Tony Blair
Tony BlairReuters

Former British Prime Minister Tony Blair, who in 2001 took Britain into war in Afghanistan alongside the United States, on Saturday condemned their "abandonment" of the country as "dangerous" and "unnecessary".

In his first public comments on the crisis since the Afghan government collapsed last weekend, Blair criticized the US motives for the withdrawal as "imbecilic" and "driven not by grand strategy but by politics".

"The abandonment of Afghanistan and its people is tragic, dangerous, unnecessary, not in their interests and not in ours," Blair wrote, according to AFP.

"We didn't need to do it. We chose to do it. We did it in obedience to an imbecilic political slogan about ending 'the forever wars', as if our engagement in 2021 was remotely comparable to our commitment 20 or even 10 years ago," added the former Prime Minister.

Blair argued that the withdrawal left "every Jihadist group round the world cheering".

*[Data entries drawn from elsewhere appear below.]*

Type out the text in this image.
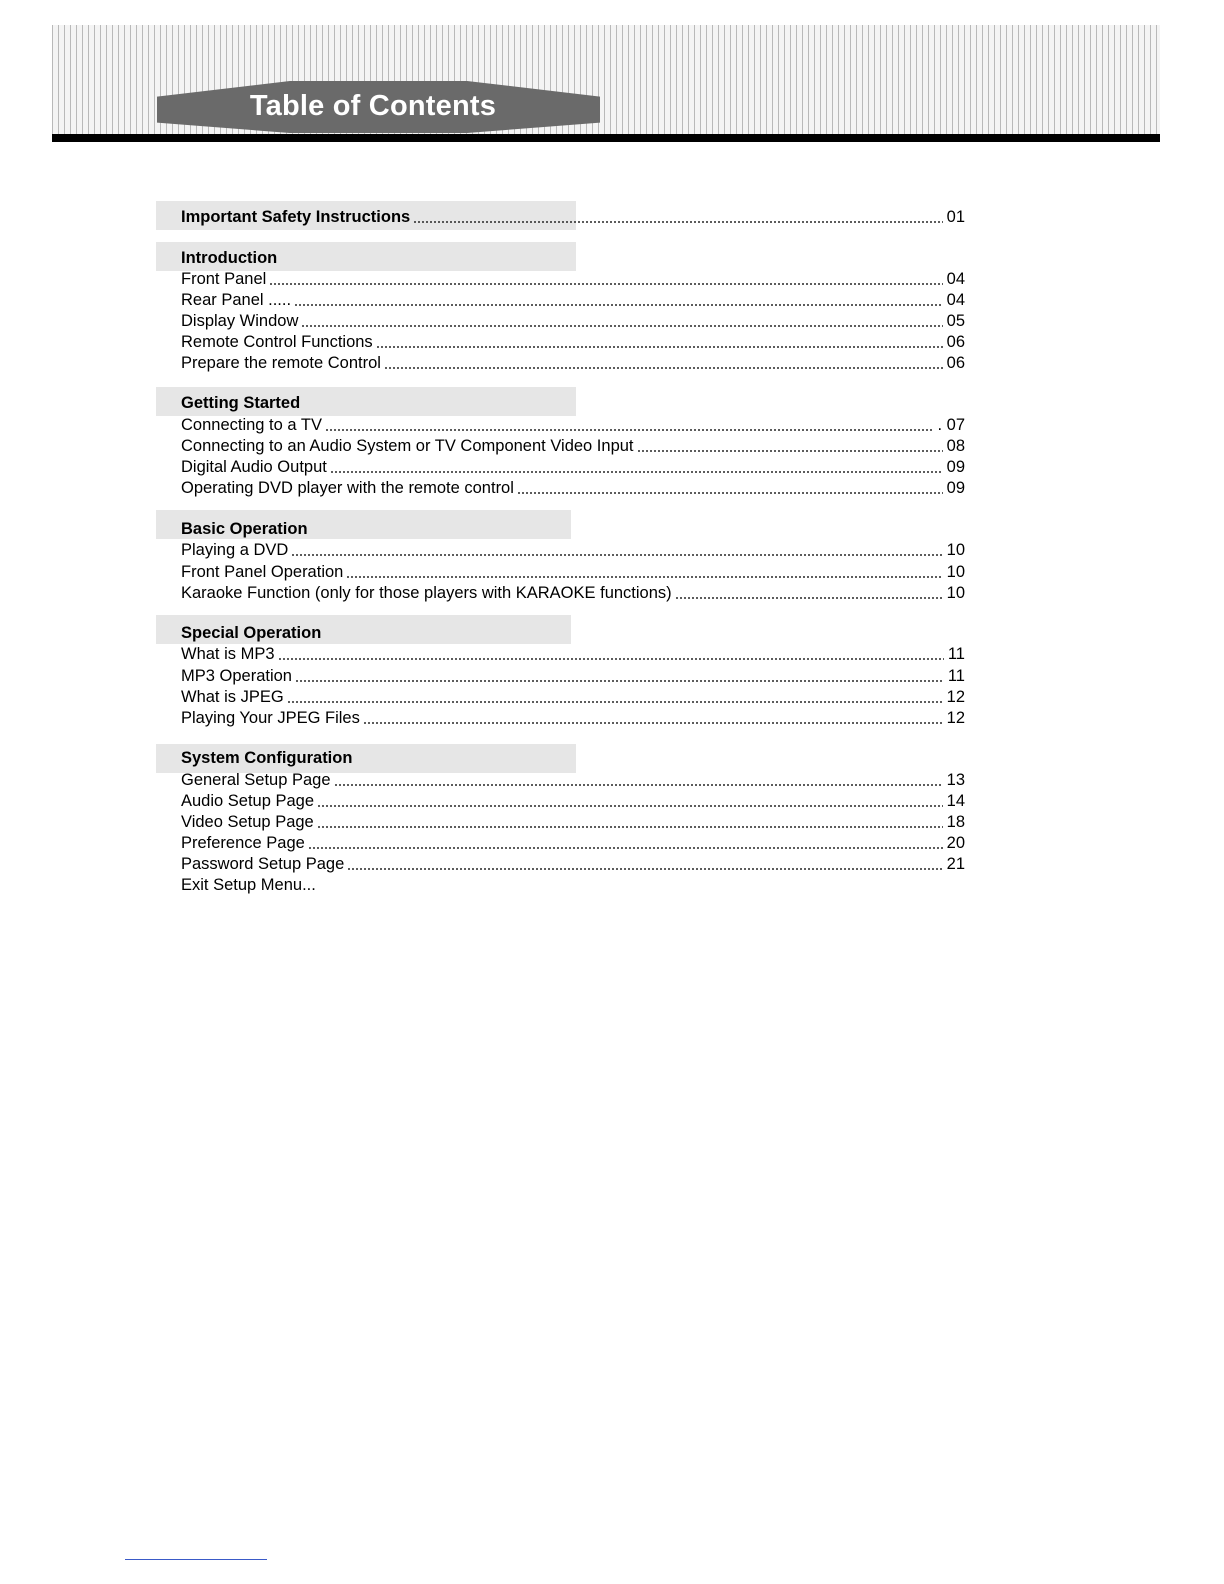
Table of Contents
Important Safety Instructions	01
Introduction
Front Panel	04
Rear Panel .....	04
Display Window	05
Remote Control Functions	06
Prepare the remote Control	06
Getting Started
Connecting to a TV	. 07
Connecting to an Audio System or TV Component Video Input	08
Digital Audio Output	09
Operating DVD player with the remote control	09
Basic Operation
Playing a DVD	10
Front Panel Operation	10
Karaoke Function (only for those players with KARAOKE functions)	10
Special Operation
What is MP3	11
MP3 Operation	11
What is JPEG	12
Playing Your JPEG Files	12
System Configuration
General Setup Page	13
Audio Setup Page	14
Video Setup Page	18
Preference Page	20
Password Setup Page	21
Exit Setup Menu...
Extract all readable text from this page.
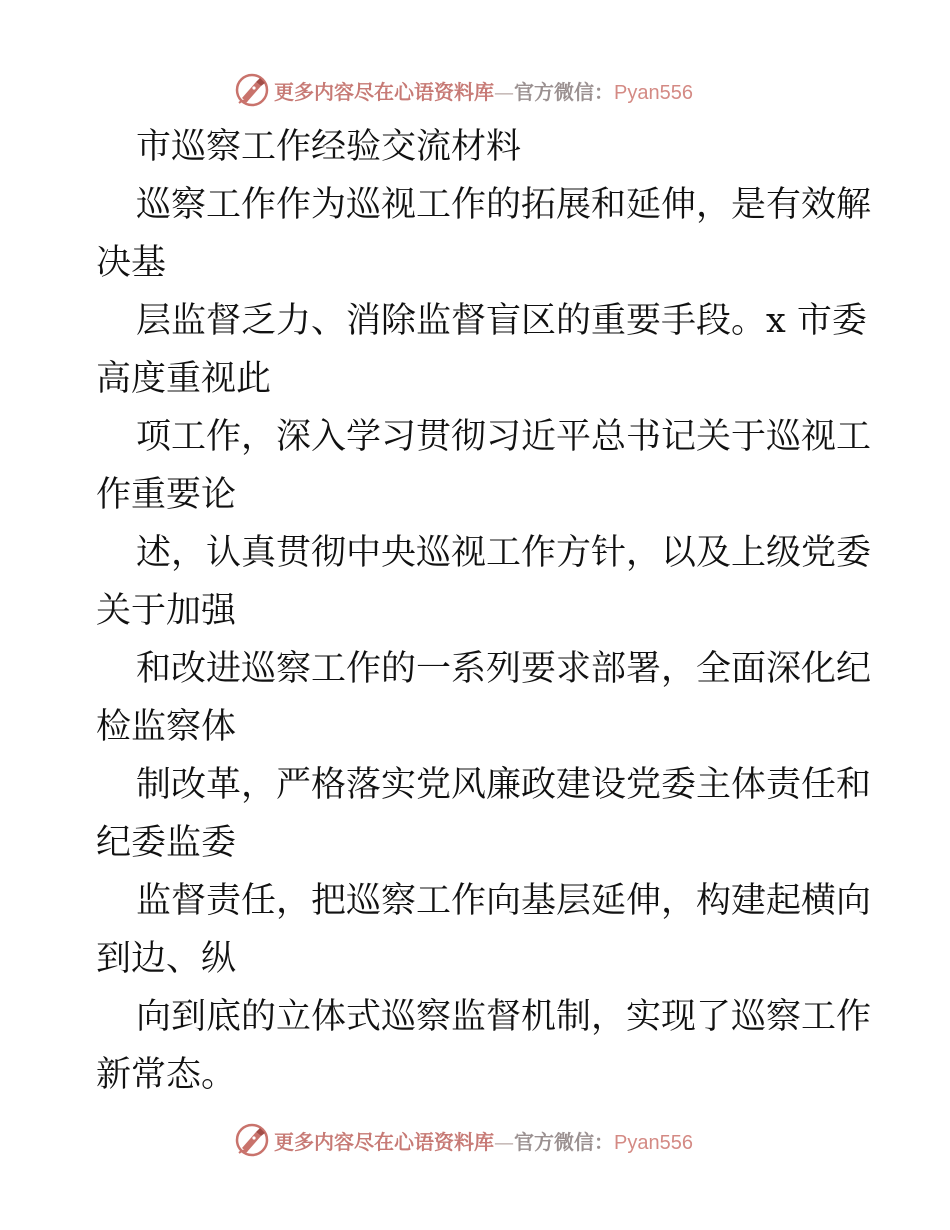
更多内容尽在心语资料库—官方微信：Pyan556
市巡察工作经验交流材料
巡察工作作为巡视工作的拓展和延伸，是有效解
决基
层监督乏力、消除监督盲区的重要手段。x 市委
高度重视此
项工作，深入学习贯彻习近平总书记关于巡视工
作重要论
述，认真贯彻中央巡视工作方针，以及上级党委
关于加强
和改进巡察工作的一系列要求部署，全面深化纪
检监察体
制改革，严格落实党风廉政建设党委主体责任和
纪委监委
监督责任，把巡察工作向基层延伸，构建起横向
到边、纵
向到底的立体式巡察监督机制，实现了巡察工作
新常态。
更多内容尽在心语资料库—官方微信：Pyan556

"Russia, China and Iran will see and take advantage. Anyone given commitments by Western Leaders will understandably regard them as unstable currency," he added.

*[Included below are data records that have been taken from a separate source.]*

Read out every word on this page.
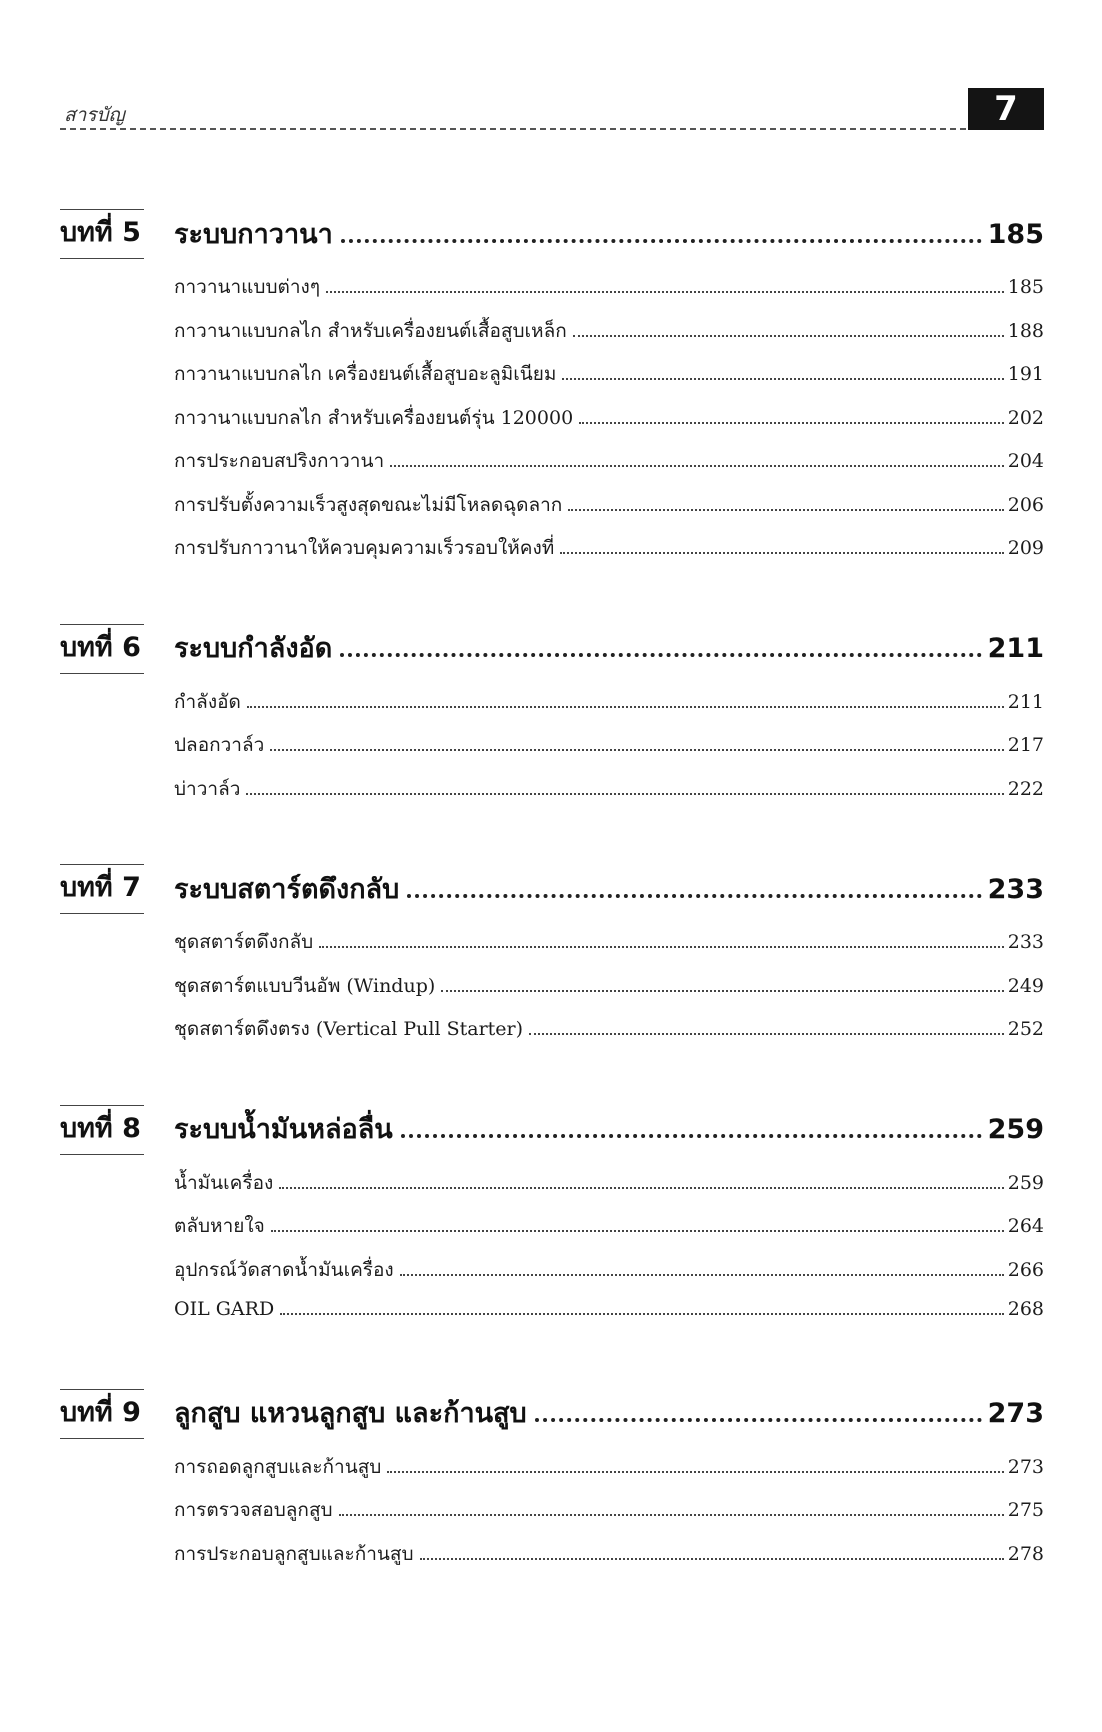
สารบัญ	7
บทที่ 5	ระบบกาวานา	185
กาวานาแบบต่างๆ	185
กาวานาแบบกลไก สำหรับเครื่องยนต์เสื้อสูบเหล็ก	188
กาวานาแบบกลไก เครื่องยนต์เสื้อสูบอะลูมิเนียม	191
กาวานาแบบกลไก สำหรับเครื่องยนต์รุ่น 120000	202
การประกอบสปริงกาวานา	204
การปรับตั้งความเร็วสูงสุดขณะไม่มีโหลดฉุดลาก	206
การปรับกาวานาให้ควบคุมความเร็วรอบให้คงที่	209
บทที่ 6	ระบบกำลังอัด	211
กำลังอัด	211
ปลอกวาล์ว	217
บ่าวาล์ว	222
บทที่ 7	ระบบสตาร์ตดึงกลับ	233
ชุดสตาร์ตดึงกลับ	233
ชุดสตาร์ตแบบวีนอัพ (Windup)	249
ชุดสตาร์ตดึงตรง (Vertical Pull Starter)	252
บทที่ 8	ระบบน้ำมันหล่อลื่น	259
น้ำมันเครื่อง	259
ตลับหายใจ	264
อุปกรณ์วัดสาดน้ำมันเครื่อง	266
OIL GARD	268
บทที่ 9	ลูกสูบ แหวนลูกสูบ และก้านสูบ	273
การถอดลูกสูบและก้านสูบ	273
การตรวจสอบลูกสูบ	275
การประกอบลูกสูบและก้านสูบ	278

The comments will be widely seen as a direct attack on US President Joe Biden, who has come under fire for his handling of the Afghanistan crisis. The Taliban overtook the capital Kabul last week, forcing the Afghani president to flee to the United Arab Emirates.

On Monday, Biden gave a speech in which he justified the decision to withdraw troops from Afghanistan and said he “stands squarely behind” that decision.

On Wednesday, in an interview with ABC, the President insisted he doesn't know how the US could have withdrawn from Afghanistan without "chaos ensuing."

Among those to criticize Biden is former Vice President Mike Pence, who penned an op-ed in The Wall Street Journal in which he accused Biden of showing "weakness" toward the Taliban.

Former President Donald Trump blasted Biden in an interview with Newsmax, saying, "It's inconceivable that anybody could be so incompetent, stupid.”

"Use any word you want to use," Trump added. "To imagine that you take out your military before you take out your US citizens, and the civilians and others that may be helped us to even think of that, it's not something that can be believed."